Paul R. Knight - Credit Agricole Securities (USA) Inc., Research Division

And lastly, Rob, you were conservative about Europe on your last call, and then you said that Eastern Europe was strong particularly. Are you just continuing that tone or do you see any change in orders in other parts of Europe?

Robert F. Friel

Well, I would say, the one difference in the first quarter versus the first quarter in 2011 was we saw actually strength in Western Europe in the first quarter. And so again we continue to be surprised to the upside by the resiliency of the European demand, at least particularly with our product set.

Operator

You have a follow-up from the line of Dan Brennan with Morgan Stanley.
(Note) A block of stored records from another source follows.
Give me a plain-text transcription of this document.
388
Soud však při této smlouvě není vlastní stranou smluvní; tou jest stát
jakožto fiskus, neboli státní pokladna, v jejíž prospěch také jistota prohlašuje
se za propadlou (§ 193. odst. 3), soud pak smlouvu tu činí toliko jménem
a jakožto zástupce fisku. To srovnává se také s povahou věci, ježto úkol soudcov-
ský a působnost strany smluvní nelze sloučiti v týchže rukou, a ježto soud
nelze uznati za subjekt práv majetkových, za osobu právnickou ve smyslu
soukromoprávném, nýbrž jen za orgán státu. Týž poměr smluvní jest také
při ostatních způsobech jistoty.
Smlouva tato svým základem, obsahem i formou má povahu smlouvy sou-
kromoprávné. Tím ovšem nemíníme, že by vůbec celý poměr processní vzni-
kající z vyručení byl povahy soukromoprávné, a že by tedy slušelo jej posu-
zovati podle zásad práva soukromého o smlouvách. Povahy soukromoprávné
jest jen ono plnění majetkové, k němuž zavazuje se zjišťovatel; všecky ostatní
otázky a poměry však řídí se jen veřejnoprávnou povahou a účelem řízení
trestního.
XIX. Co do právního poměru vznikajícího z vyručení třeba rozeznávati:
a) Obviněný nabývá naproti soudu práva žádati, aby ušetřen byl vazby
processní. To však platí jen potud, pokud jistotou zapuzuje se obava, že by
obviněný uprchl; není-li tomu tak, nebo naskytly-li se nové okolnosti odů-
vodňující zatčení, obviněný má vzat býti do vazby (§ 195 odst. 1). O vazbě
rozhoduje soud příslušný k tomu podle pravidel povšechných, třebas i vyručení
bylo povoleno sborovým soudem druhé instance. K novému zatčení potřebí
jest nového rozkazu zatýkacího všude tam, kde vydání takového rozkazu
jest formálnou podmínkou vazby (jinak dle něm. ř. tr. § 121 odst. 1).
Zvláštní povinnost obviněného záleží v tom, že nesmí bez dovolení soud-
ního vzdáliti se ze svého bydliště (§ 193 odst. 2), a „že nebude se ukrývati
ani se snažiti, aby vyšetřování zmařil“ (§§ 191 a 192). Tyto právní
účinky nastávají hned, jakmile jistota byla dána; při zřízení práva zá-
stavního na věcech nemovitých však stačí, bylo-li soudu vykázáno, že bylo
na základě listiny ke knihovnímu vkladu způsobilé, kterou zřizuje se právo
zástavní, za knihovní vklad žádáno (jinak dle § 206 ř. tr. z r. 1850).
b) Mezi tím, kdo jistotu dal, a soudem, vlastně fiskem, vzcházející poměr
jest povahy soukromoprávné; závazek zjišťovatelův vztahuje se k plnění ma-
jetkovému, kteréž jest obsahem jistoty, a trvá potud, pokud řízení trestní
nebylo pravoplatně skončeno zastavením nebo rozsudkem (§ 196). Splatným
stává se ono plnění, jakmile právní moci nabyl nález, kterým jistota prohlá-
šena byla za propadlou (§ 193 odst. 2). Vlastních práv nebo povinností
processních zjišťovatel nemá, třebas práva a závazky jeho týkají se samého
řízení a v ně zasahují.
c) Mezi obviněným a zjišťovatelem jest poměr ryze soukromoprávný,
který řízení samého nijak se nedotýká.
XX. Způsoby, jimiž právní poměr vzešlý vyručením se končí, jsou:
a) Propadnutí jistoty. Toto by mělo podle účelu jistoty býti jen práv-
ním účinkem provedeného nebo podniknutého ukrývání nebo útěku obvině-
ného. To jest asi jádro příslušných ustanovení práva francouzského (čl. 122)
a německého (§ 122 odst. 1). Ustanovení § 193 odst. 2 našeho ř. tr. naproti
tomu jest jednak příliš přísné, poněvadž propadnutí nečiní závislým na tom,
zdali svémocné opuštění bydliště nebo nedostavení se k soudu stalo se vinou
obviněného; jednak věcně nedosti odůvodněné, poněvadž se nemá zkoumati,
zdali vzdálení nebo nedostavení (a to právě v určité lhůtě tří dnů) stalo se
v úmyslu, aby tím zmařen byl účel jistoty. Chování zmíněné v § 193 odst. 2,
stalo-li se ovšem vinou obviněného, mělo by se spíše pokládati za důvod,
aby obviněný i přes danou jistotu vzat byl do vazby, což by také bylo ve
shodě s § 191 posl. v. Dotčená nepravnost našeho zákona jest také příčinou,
Daniel Brennan - Morgan Stanley, Research Division

Just one quick one. I think on your last call, you discussed the U.S. birth rate that was still flat-to-down versus the improved outlook now. So I'm just wondering, can you discuss what type of birth rate you're seeing today and help us think about the leverage for Perkins organic growth from an improving U.S. birth rate?

Robert F. Friel

Well, I would say, I would describe it as it's stabilized. And I just mentioned the fact, in the latter part of the quarter, we saw some small uptick. I think it's probably a little early to call the turn here. But I would say, we think it's and our assumption through the year is it's going to be flattish for 2012. If we see a little bit better that, if we see some growth in the back half of the year, I think, that will provide us some upside. But we're assuming sort of flat birth in the U.S.

Operator

At this time, there are no further questions. I'll turn the call back over to Rob Friel for closing remarks.

Robert F. Friel

So first, well, thank you for your questions and continued interest in PerkinElmer. As some of you know, last week marked the 75th anniversary of PerkinElmer. As we commemorate this important milestone, we are proud of the recognition and the tremendous contributions from our employees, our rich histories of scientific innovation and our commitment to serving our customers, which have shaped our culture over 7 decades. On behalf of our 7,000 employees, I'm excited about continuing to significantly improve human environmental health around the world and help make life better for years to come. With that, I want to thank you and have a great day.

Operator

Ladies and gentlemen, that concludes today's presentation. All parties may now disconnect. Good day.